Salgo a caminar con Rusty y horrorizado veo que corre sin control y se mete a una jaula donde ladra otro perro. Me sorprende que pueda entrar, pues los agujeros en la jaula metálica son pequeños. El entra y sale sin dificultad. Yo se que en esa jaula está el perro del vecino y no quiero que entre, pero tampoco puedo evitarlo. Por suerte, no le pasa nada. Porque al acercarme veo que dentro no hay un perro, sino una manta arrugada con un perrito y unos gatitos diminutos dentro.
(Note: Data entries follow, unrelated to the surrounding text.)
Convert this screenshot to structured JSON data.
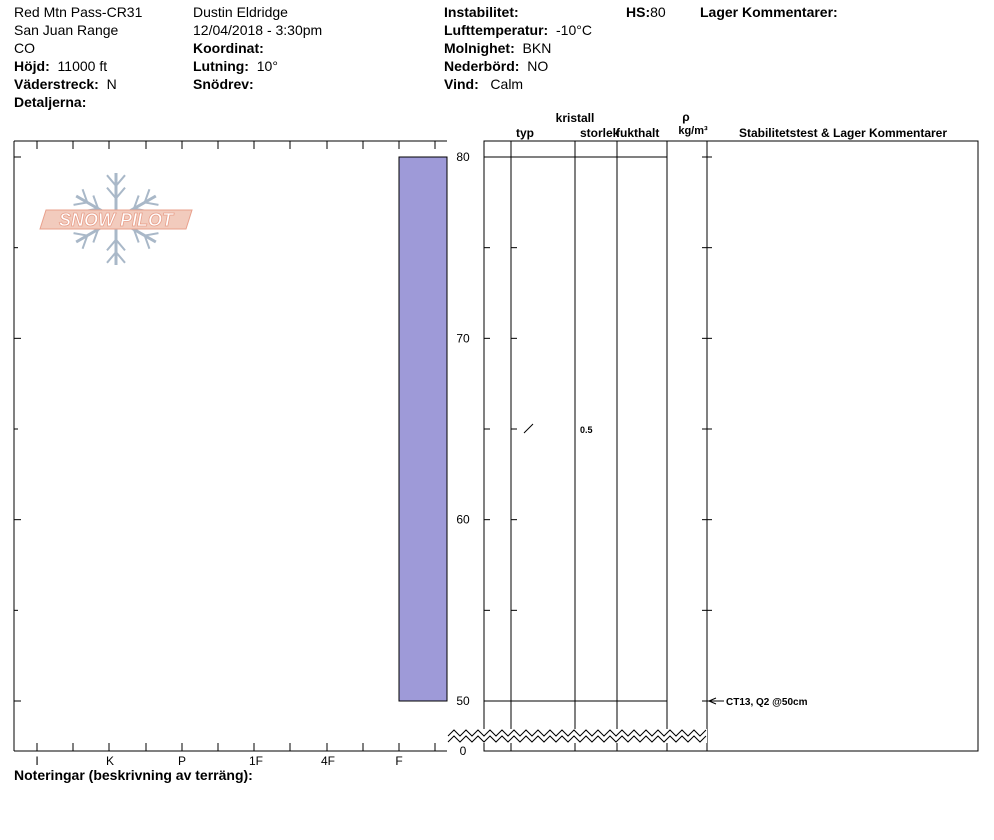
{
  "header": {
    "location": "Red Mtn Pass-CR31",
    "range": "San Juan Range",
    "state": "CO",
    "elevation_label": "Höjd:",
    "elevation": "11000 ft",
    "aspect_label": "Väderstreck:",
    "aspect": "N",
    "details_label": "Detaljerna:",
    "observer": "Dustin Eldridge",
    "datetime": "12/04/2018 - 3:30pm",
    "coordinate_label": "Koordinat:",
    "slope_label": "Lutning:",
    "slope": "10°",
    "drift_label": "Snödrev:",
    "instability_label": "Instabilitet:",
    "air_temp_label": "Lufttemperatur:",
    "air_temp": "-10°C",
    "cloud_label": "Molnighet:",
    "cloud": "BKN",
    "precip_label": "Nederbörd:",
    "precip": "NO",
    "wind_label": "Vind:",
    "wind": "Calm",
    "hs_label": "HS:",
    "hs": "80",
    "layer_comments_label": "Lager Kommentarer:"
  },
  "logo_text": "SNOW PILOT",
  "columns": {
    "crystal": "kristall",
    "type": "typ",
    "size": "storlek",
    "moisture": "fukthalt",
    "rho": "ρ",
    "density_unit": "kg/m³",
    "comments": "Stabilitetstest & Lager Kommentarer"
  },
  "footer": {
    "notes_label": "Noteringar (beskrivning av terräng):"
  },
  "chart_data": {
    "type": "bar",
    "hardness_scale": [
      "I",
      "K",
      "P",
      "1F",
      "4F",
      "F"
    ],
    "depth_ticks": [
      80,
      70,
      60,
      50,
      0
    ],
    "depth_range": [
      50,
      80
    ],
    "axis_break_below": 50,
    "layers": [
      {
        "top": 80,
        "bottom": 50,
        "hardness": "F",
        "color": "#9e9ad8"
      }
    ],
    "layer_boundaries": [
      80,
      50
    ],
    "grain_observations": [
      {
        "depth": 65,
        "symbol": "/",
        "size": "0.5"
      }
    ],
    "stability_tests": [
      {
        "depth": 50,
        "label": "CT13, Q2 @50cm"
      }
    ]
  },
  "colors": {
    "layer_fill": "#9e9ad8",
    "logo_red": "#e8a08c",
    "logo_blue": "#a9b8c8"
  }
}
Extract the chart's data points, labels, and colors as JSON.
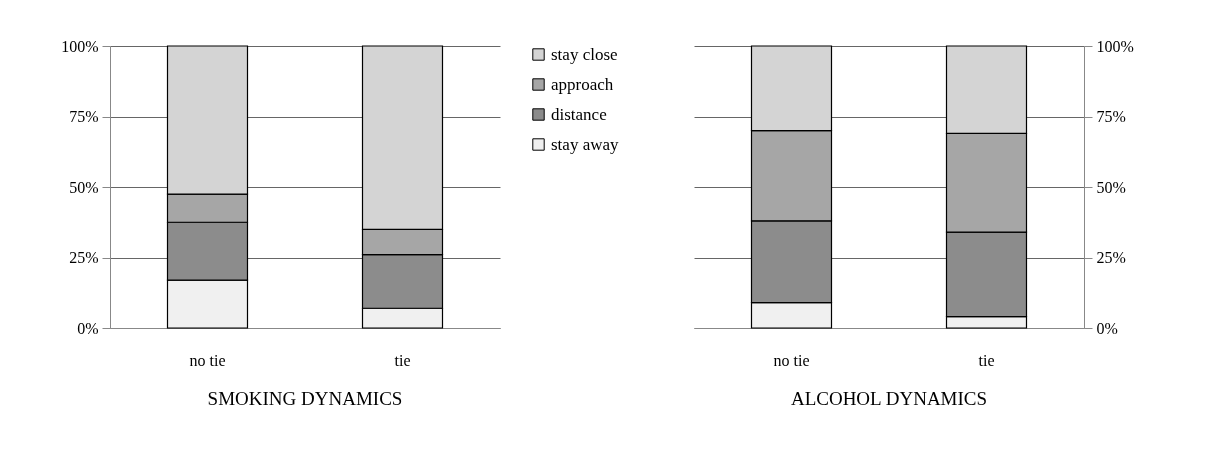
{
  "chart_data": [
    {
      "type": "bar",
      "stacked": true,
      "title": "SMOKING DYNAMICS",
      "categories": [
        "no tie",
        "tie"
      ],
      "ylim": [
        0,
        100
      ],
      "yticks": [
        {
          "value": 0,
          "label": "0%"
        },
        {
          "value": 25,
          "label": "25%"
        },
        {
          "value": 50,
          "label": "50%"
        },
        {
          "value": 75,
          "label": "75%"
        },
        {
          "value": 100,
          "label": "100%"
        }
      ],
      "grid": "y",
      "legend": "right",
      "series": [
        {
          "name": "stay away",
          "color": "#f0f0f0",
          "values": [
            17,
            7
          ]
        },
        {
          "name": "distance",
          "color": "#8c8c8c",
          "values": [
            20.5,
            19
          ]
        },
        {
          "name": "approach",
          "color": "#a6a6a6",
          "values": [
            10,
            9
          ]
        },
        {
          "name": "stay close",
          "color": "#d4d4d4",
          "values": [
            52.5,
            65
          ]
        }
      ]
    },
    {
      "type": "bar",
      "stacked": true,
      "title": "ALCOHOL DYNAMICS",
      "categories": [
        "no tie",
        "tie"
      ],
      "ylim": [
        0,
        100
      ],
      "yticks": [
        {
          "value": 0,
          "label": "0%"
        },
        {
          "value": 25,
          "label": "25%"
        },
        {
          "value": 50,
          "label": "50%"
        },
        {
          "value": 75,
          "label": "75%"
        },
        {
          "value": 100,
          "label": "100%"
        }
      ],
      "grid": "y",
      "series": [
        {
          "color": "#f0f0f0",
          "values": [
            9,
            4
          ]
        },
        {
          "color": "#8c8c8c",
          "values": [
            29,
            30
          ]
        },
        {
          "color": "#a6a6a6",
          "values": [
            32,
            35
          ]
        },
        {
          "color": "#d4d4d4",
          "values": [
            30,
            31
          ]
        }
      ]
    }
  ]
}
Tomo la manta y me regreso a casa, pensando que a mí no me gustan los gatos. O al menos no los quiero tener como mascotas.

Mis vecinos pintaron un autobús escolar en color amarillo. Al acercarme veo que tenía espejos en las puertas y ahí la pintura se ve diferente, como más rala, también se ve diferente, como que le quedó aire y podrían despegarse, las calcomanías redondas como las de la conasupo que también pintaron.
La vecina nos culpa de que no avanza y me alejo con dos mujeres más riendo mientras nos escondemos entre los coches que hay en el estacionamiento.